For most of us, as we begin to take those steps (or even to start thinking about it!) we find difficulties arise: depression, anxiety, panic, or other forms of pain and distress. Change is hard, and the unknown is scary! And it’s natural to want less of all that, so we may find ourselves avoiding experiences that bring up those thoughts and feelings. ACT helps us relate to those experiences differently, and gives us tools we can use in those tough moments in order to keep moving forward toward all that good stuff you want more of in life. 
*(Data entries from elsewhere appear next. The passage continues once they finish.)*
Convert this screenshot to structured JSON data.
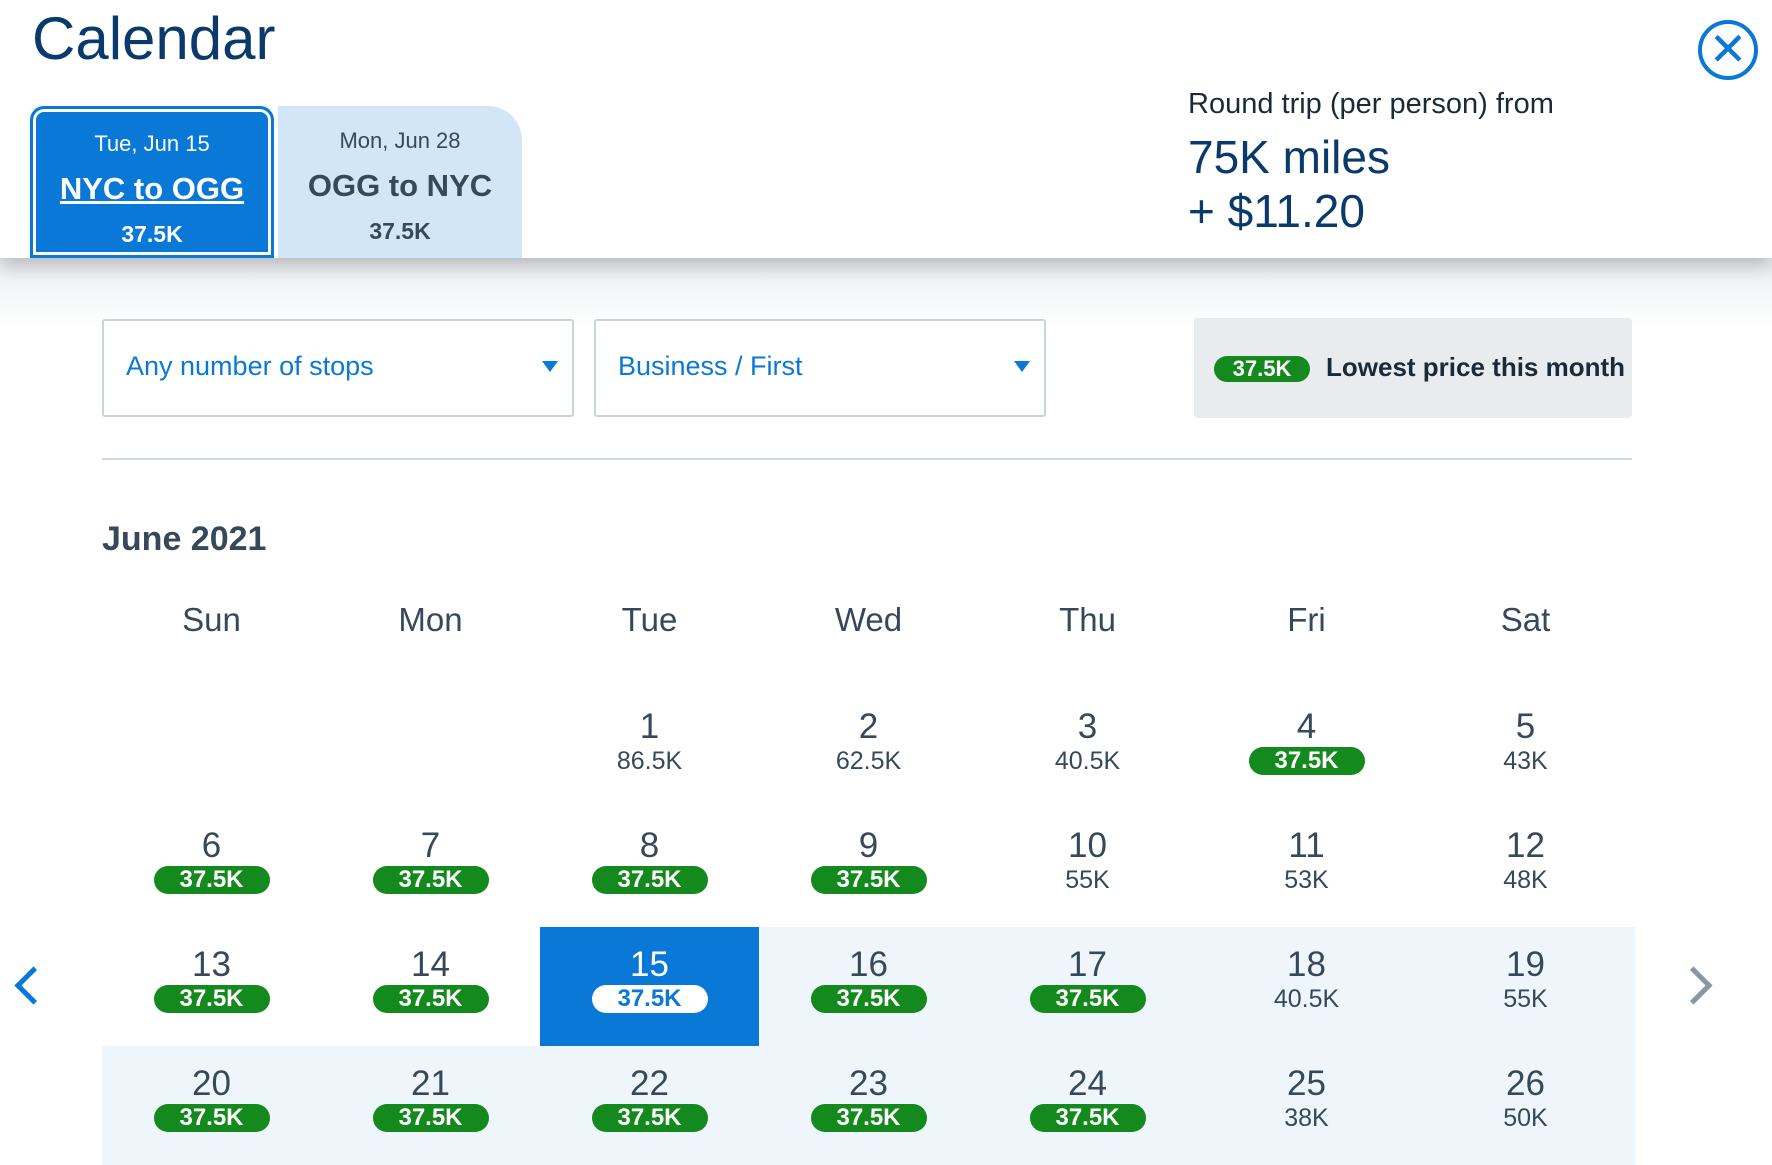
{
  "header": {
    "title": "Calendar",
    "close_icon": "close-icon",
    "tabs": [
      {
        "date": "Tue, Jun 15",
        "route": "NYC to OGG",
        "price": "37.5K"
      },
      {
        "date": "Mon, Jun 28",
        "route": "OGG to NYC",
        "price": "37.5K"
      }
    ],
    "summary": {
      "label": "Round trip (per person) from",
      "miles": "75K miles",
      "cash": "+ $11.20"
    }
  },
  "filters": {
    "stops": "Any number of stops",
    "cabin": "Business / First"
  },
  "legend": {
    "price": "37.5K",
    "text": "Lowest price this month"
  },
  "calendar": {
    "month": "June 2021",
    "weekdays": [
      "Sun",
      "Mon",
      "Tue",
      "Wed",
      "Thu",
      "Fri",
      "Sat"
    ],
    "days": [
      {
        "day": "1",
        "price": "86.5K",
        "lowest": false
      },
      {
        "day": "2",
        "price": "62.5K",
        "lowest": false
      },
      {
        "day": "3",
        "price": "40.5K",
        "lowest": false
      },
      {
        "day": "4",
        "price": "37.5K",
        "lowest": true
      },
      {
        "day": "5",
        "price": "43K",
        "lowest": false
      },
      {
        "day": "6",
        "price": "37.5K",
        "lowest": true
      },
      {
        "day": "7",
        "price": "37.5K",
        "lowest": true
      },
      {
        "day": "8",
        "price": "37.5K",
        "lowest": true
      },
      {
        "day": "9",
        "price": "37.5K",
        "lowest": true
      },
      {
        "day": "10",
        "price": "55K",
        "lowest": false
      },
      {
        "day": "11",
        "price": "53K",
        "lowest": false
      },
      {
        "day": "12",
        "price": "48K",
        "lowest": false
      },
      {
        "day": "13",
        "price": "37.5K",
        "lowest": true
      },
      {
        "day": "14",
        "price": "37.5K",
        "lowest": true
      },
      {
        "day": "15",
        "price": "37.5K",
        "lowest": true,
        "selected": true
      },
      {
        "day": "16",
        "price": "37.5K",
        "lowest": true,
        "in_range": true
      },
      {
        "day": "17",
        "price": "37.5K",
        "lowest": true,
        "in_range": true
      },
      {
        "day": "18",
        "price": "40.5K",
        "lowest": false,
        "in_range": true
      },
      {
        "day": "19",
        "price": "55K",
        "lowest": false,
        "in_range": true
      },
      {
        "day": "20",
        "price": "37.5K",
        "lowest": true,
        "in_range": true
      },
      {
        "day": "21",
        "price": "37.5K",
        "lowest": true,
        "in_range": true
      },
      {
        "day": "22",
        "price": "37.5K",
        "lowest": true,
        "in_range": true
      },
      {
        "day": "23",
        "price": "37.5K",
        "lowest": true,
        "in_range": true
      },
      {
        "day": "24",
        "price": "37.5K",
        "lowest": true,
        "in_range": true
      },
      {
        "day": "25",
        "price": "38K",
        "lowest": false,
        "in_range": true
      },
      {
        "day": "26",
        "price": "50K",
        "lowest": false,
        "in_range": true
      }
    ],
    "first_weekday_index": 2,
    "prev_icon": "chevron-left-icon",
    "next_icon": "chevron-right-icon"
  },
  "colors": {
    "accent": "#0a78d7",
    "lowest_price": "#148a1e",
    "title": "#0a3a6b",
    "range_highlight": "#eef5fb"
  }
}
ACT practitioners sometimes say that our work is not about “feeling better,” it’s about “getting better at feeling.” It’s about learning concrete skills that allow us to move through life more flexibly, while more consistently keeping an eye towards building a life full of meaning, purpose, and vitality. 

Why did this become my area of focus? Two reasons:

1)    ACT is what we call an “evidence-based treatment.” That means there’s some good science backing up the methods we use, whether you’re struggling with depression, anxiety, OCD, chronic pain, or just about any other form of troubling thoughts, feelings, or behaviors. It’s not the only evidence-based treatment out there, but it’s one of the big ones. 

2)    I’m a human, just like you, and ACT has had an enormous impact on my own life and the struggles I face. The ideas make sense to me and I’ve seen firsthand the growth that can come from applying these skills, and I’m passionate about sharing them with clients and fellow clinicians alike.